If you avoid the sun or always use sunscreen, your skin never gets used to the sun and it becomes easier to burn when you do go outside without protection. Other studies confirm this. A 2011 study showed people who used sunscreen regularly were actually more likely to get burned. Combined with low levels of vitamin D, avoiding the sun may even have contributed to increased rates of melanoma.
“Since public health authorities recommend liberal use of sunscreens for good health, the labeling of sunscreens should contain a statement about the possibility of vitamin D deficiency that may result from excessive use of sunscreens,” the study’s authors advise. “Labeling should also state that sunscreens have not been shown to be effective in reducing the risk of melanoma.”
Sun, and spending a moderate amount of time in it no matter what your age, is good for your health and wellbeing — as long as you don’t burn.
“The message of sun avoidance must be changed,” the study authors write.
It’s time for public health advisors and doctors to stop warning against the sun. Most people spend too much time indoors.

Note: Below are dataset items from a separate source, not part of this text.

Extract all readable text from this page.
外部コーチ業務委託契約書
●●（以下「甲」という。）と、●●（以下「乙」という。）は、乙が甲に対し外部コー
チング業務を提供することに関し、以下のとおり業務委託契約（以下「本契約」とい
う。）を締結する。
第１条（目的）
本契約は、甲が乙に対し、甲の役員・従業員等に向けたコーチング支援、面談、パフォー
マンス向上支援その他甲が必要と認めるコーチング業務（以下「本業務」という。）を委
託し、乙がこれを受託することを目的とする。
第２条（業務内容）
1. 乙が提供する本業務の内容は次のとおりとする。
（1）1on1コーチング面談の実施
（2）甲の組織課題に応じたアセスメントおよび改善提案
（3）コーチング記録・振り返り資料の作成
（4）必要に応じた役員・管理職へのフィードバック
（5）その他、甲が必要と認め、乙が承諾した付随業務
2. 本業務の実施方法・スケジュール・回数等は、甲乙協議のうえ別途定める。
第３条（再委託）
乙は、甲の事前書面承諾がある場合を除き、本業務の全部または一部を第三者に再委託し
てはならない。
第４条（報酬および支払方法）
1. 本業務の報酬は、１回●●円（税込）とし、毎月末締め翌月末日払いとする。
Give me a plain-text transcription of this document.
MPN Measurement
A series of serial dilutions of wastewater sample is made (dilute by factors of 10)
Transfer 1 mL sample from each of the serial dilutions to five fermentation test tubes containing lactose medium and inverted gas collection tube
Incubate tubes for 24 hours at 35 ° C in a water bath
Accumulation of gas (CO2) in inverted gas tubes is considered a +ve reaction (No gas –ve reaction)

Getting officials to change their recommendations, however, might not be so easy. They’ve been doling out the same, easy message for a few decades — just avoid the sun. Now, that message has to change to advise people to spend a moderate amount of time in the sun each day. Since the amount of time each person needs varies, and each person’s skin is unique, doctors won’t have an easy, one-size-fits-all message.
“It will take a lot of reeducation,” said Holick.
In the meantime, don’t be afraid to step outside for a little while every day to soak in the sun.